Q: Can I use estimated costs developed by others, like builders, lenders, title companies or an MLS app? 

A: Um … it depends. 

Nothing requires that the licensee be the one who actually puts pen to paper (finger to keyboard?), but the regulations say that “the estimates of costs … shall be as accurate as may be reasonably expected of a person having knowledge of, and experience in, real estate sales.”  

If you were to prepare your own estimated costs, you’d probably look through a pre-printed form with lots of lines for possible costs, then start pulling relevant information out of the various transactional documents, mix it with a bit of your knowledge of the transaction (like, say, what your own brokerage fee is and whether the listing broker or seller is contributing to the buyer broker fee), to come up with a solid estimate. If you want to use an estimate that’s initially prepared by some other person or entity, you’d need to apply the same level of scrutiny that you would if you were drawing up your own estimate. 

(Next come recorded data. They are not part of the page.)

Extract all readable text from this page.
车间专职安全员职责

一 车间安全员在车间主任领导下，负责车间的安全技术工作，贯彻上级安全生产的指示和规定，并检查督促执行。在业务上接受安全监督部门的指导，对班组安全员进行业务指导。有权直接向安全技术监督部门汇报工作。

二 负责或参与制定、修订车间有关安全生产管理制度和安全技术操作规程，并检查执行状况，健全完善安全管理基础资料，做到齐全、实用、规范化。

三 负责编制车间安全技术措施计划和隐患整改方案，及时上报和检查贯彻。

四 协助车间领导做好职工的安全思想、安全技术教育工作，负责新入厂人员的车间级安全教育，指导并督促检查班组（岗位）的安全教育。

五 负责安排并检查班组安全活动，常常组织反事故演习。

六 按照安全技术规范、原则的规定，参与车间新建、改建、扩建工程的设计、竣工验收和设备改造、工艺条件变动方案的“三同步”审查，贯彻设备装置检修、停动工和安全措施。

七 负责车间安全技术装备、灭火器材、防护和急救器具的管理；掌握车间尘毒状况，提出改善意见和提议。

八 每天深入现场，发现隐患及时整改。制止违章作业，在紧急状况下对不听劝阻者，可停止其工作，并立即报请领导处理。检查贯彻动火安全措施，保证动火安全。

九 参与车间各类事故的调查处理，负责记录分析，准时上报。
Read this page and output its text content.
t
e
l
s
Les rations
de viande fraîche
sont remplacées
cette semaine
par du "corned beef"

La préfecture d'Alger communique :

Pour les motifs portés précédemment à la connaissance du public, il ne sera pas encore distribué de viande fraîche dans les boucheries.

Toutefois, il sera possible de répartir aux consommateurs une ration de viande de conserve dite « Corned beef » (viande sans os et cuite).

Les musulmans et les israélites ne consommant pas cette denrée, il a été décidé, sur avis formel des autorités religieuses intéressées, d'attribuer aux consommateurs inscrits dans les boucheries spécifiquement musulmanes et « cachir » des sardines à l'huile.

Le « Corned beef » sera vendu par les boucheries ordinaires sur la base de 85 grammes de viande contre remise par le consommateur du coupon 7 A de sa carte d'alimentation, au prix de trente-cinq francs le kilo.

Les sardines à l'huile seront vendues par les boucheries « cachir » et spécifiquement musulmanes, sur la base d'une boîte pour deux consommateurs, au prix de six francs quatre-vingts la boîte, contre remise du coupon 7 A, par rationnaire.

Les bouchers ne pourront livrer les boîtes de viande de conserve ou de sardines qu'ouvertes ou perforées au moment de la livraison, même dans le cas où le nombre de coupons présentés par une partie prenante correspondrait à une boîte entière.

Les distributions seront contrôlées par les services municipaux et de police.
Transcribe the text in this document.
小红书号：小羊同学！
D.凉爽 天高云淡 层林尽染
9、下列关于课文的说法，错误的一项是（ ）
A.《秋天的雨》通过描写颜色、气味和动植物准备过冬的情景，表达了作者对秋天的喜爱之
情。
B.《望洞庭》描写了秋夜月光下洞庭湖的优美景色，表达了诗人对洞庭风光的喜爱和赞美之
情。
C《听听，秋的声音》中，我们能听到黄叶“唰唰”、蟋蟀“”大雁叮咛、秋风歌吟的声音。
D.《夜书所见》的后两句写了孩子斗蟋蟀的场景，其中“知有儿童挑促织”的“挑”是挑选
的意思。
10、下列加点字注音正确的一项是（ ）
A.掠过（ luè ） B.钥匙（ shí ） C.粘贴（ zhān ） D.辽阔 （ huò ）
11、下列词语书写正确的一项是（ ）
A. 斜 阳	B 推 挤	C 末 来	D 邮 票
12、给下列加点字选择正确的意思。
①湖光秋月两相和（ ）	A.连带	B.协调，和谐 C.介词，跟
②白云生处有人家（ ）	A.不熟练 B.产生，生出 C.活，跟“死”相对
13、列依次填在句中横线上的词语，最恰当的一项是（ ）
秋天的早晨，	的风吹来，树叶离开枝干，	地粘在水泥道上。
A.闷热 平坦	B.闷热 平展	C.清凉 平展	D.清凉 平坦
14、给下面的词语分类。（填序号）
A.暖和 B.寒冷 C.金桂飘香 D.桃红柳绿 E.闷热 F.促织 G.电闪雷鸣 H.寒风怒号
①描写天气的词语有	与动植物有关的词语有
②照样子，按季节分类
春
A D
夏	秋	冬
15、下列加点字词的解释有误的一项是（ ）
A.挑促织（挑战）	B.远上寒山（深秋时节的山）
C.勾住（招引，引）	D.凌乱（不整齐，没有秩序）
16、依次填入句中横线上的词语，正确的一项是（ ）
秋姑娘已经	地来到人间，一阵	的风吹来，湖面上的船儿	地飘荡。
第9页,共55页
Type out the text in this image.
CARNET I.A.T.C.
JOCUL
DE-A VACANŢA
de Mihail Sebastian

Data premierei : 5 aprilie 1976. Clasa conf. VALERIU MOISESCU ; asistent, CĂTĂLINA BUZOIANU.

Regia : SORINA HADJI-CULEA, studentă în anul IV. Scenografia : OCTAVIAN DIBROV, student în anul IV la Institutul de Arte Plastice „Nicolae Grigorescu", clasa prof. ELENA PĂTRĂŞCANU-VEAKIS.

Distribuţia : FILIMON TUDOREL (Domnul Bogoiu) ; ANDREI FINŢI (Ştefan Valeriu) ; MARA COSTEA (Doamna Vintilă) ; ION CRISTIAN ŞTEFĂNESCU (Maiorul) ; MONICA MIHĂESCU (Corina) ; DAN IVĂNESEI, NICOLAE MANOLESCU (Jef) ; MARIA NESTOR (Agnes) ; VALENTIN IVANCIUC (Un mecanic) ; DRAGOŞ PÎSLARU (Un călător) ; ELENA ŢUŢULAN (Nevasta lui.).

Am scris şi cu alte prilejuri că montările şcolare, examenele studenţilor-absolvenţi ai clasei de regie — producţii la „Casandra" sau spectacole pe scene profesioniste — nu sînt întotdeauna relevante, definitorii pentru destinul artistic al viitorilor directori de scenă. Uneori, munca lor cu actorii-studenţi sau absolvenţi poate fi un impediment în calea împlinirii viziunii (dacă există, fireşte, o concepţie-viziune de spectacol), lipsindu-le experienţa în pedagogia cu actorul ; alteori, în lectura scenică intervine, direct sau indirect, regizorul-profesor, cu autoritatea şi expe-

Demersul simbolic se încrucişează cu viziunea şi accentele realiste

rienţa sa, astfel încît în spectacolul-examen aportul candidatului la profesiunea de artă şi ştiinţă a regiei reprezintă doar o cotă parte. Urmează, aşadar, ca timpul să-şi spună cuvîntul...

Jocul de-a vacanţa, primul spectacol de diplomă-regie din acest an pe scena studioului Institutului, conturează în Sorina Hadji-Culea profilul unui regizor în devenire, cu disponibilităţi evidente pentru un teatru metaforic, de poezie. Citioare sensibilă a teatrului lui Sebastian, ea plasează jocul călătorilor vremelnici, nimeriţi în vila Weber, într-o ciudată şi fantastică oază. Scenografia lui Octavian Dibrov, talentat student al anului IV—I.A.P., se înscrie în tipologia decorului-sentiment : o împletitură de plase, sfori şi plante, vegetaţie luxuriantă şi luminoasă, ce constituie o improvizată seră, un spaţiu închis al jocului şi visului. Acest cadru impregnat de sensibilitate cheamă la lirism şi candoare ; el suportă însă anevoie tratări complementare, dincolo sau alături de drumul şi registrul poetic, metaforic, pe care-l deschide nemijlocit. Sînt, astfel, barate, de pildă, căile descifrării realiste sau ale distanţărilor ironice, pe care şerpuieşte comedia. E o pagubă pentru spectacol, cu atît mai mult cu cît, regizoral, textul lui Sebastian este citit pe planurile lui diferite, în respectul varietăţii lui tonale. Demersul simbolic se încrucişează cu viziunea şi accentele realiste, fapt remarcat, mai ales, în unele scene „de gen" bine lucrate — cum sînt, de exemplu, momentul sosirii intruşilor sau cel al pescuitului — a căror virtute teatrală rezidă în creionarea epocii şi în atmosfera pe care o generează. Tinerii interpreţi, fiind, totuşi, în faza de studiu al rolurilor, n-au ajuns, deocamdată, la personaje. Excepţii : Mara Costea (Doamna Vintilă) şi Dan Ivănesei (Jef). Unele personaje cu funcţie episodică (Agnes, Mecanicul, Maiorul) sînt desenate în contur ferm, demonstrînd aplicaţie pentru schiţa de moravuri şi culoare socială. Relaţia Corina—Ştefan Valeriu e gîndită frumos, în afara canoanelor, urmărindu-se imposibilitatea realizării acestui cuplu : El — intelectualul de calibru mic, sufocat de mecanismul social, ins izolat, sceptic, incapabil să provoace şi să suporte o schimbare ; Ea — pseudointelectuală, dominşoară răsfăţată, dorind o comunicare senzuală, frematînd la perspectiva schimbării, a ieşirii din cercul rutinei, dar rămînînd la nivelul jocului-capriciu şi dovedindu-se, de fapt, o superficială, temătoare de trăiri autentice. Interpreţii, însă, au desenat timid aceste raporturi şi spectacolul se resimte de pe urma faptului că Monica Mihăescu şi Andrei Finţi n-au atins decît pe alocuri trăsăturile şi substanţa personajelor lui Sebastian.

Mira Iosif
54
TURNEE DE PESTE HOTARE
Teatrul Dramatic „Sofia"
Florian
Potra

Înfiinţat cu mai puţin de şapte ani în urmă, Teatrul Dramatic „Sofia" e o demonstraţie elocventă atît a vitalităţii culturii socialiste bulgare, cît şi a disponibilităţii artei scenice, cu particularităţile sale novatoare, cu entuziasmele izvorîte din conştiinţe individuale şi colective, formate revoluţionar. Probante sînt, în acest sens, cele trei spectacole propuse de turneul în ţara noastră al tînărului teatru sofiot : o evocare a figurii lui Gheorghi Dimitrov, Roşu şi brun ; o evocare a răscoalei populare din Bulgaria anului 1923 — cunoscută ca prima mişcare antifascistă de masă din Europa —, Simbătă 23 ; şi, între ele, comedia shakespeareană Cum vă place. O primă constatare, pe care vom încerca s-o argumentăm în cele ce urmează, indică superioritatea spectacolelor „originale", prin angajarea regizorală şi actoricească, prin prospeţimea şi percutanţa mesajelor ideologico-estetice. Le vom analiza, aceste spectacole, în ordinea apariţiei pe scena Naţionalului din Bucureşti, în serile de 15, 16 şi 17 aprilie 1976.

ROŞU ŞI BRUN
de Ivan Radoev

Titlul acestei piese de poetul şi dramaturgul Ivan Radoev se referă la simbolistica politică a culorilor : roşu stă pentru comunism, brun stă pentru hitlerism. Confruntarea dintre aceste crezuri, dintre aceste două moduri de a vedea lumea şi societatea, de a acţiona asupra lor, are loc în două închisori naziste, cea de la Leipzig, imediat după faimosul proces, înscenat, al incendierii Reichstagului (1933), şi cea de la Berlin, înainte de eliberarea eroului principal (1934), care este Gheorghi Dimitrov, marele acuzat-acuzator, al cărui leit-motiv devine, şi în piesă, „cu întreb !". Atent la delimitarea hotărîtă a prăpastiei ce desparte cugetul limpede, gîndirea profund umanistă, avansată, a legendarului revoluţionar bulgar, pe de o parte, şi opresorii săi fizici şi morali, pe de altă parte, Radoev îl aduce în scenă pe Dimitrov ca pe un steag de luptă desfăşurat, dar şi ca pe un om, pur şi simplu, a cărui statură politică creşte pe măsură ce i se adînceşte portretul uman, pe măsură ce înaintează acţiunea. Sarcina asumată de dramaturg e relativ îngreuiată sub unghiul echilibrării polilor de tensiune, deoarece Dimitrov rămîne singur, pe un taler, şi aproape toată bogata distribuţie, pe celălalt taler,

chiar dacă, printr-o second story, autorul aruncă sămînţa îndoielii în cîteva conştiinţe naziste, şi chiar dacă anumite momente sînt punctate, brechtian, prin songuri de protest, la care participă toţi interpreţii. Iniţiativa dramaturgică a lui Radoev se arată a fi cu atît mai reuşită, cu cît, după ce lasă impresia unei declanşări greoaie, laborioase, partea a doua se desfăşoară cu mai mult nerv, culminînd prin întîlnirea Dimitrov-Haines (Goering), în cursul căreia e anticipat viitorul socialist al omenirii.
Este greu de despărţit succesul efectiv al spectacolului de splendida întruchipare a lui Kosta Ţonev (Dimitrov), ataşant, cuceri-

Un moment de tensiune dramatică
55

For example, the traditional Pennsylvania transaction (and the default in the PAR Agreement of Sale) has the buyer and seller splitting the real estate transfer tax. An automated estimate from another source might make that initial assumption, but if you know that this particular buyer is offering to pay a higher share, you’d need to be sure that gets reflected in the estimate. Similarly, there may be some built-in assumptions about things like fees (how much and paid by whom), prorations (entering a convenient estimated closing date without knowing what the parties are negotiating) and municipal fees and taxes (especially if the provider isn’t intimately familiar with local practice). If you’re comfortable that the numbers are solid — as they came or after you amended them — then there’s no legal reason you can’t use an estimate prepared by another entity. That said…  

Q: Can my broker have rules like requiring that I prepare estimated costs for new clients at the beginning of the transaction, or that I must prepare my own estimates in a certain way or on a certain form? 

A: Sure. There could be solid business reasons why brokers implement certain risk reduction policies, and they’ll generally have the right to do so. Brokers who want to avoid empty transaction files (and the fines that come with them) may find it helpful to require the use of certain policies, forms or tech platforms to help increase the odds that agents get things right AND that the broker can keep an eye on things before the transaction closes to be sure it’s done correctly.